Our belief that clubs should have certainty was why we tabled amendment 101, which would establish a time limit of one month for the Government’s regulator to decide whether it will grant a provisional operating licence. This is supposed to be the main focus of the regulator, so we believe that it is reasonable to expect that it fulfils that function efficiently. This would be an important and proportionate safeguard. It would not diminish the regulator’s authority, but rather ensure that it is exercised in a timely, effective and accountable manner. It is about introducing clarity, certainty and discipline into a process that, under the Bill as drafted, risks becoming needlessly opaque and potentially open-ended.

We must remember what the provisional licence mechanism is designed to achieve. It is not the final or comprehensive licence that will be granted to a club, as I have just said. It is a stopgap—a holding measure meant to ensure continuity of operation for clubs while their full licensing application is under assessment. In short, it is there to prevent disruption, not to prolong it. Thinking about the footballing element to this, a club that was held in limbo, unable to play, would create a lot of issues for the league and the season overall.
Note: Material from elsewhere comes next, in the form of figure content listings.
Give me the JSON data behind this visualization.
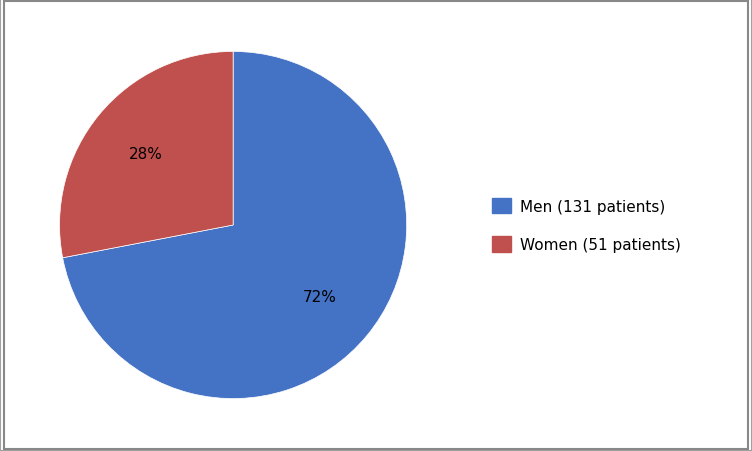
{
  "labels": [
    "Men (131 patients)",
    "Women (51 patients)"
  ],
  "values": [
    131,
    51
  ],
  "colors": [
    "#4472C4",
    "#C0504D"
  ],
  "startangle": 90,
  "background_color": "#ffffff",
  "legend_fontsize": 11,
  "autopct_fontsize": 11,
  "border_color": "#a0a0a0"
}
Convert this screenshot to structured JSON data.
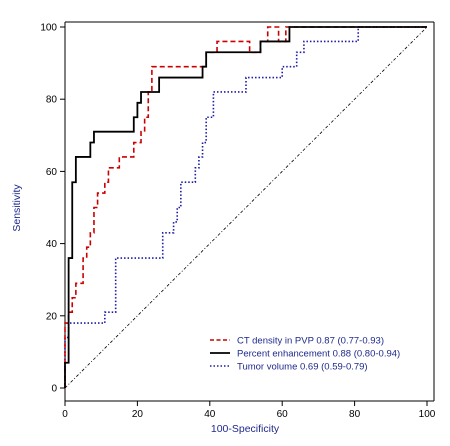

As it stands, the Bill provides the Government’s regulator with no firm timetable or obligation to act within any defined period when it comes to a provisional licence. That raises two concerns. First, it risks leaving clubs in regulatory limbo, especially those already in difficult situations. That is not just a matter of administrative inconvenience. For clubs living hand-to-mouth, as many sadly are, uncertainty over their licensing status could mean missed deadlines for investment, lost commercial deals or even delays in paying staff and suppliers. In the worst cases, it could trigger crises and the very things that the Bill was supposed to prevent.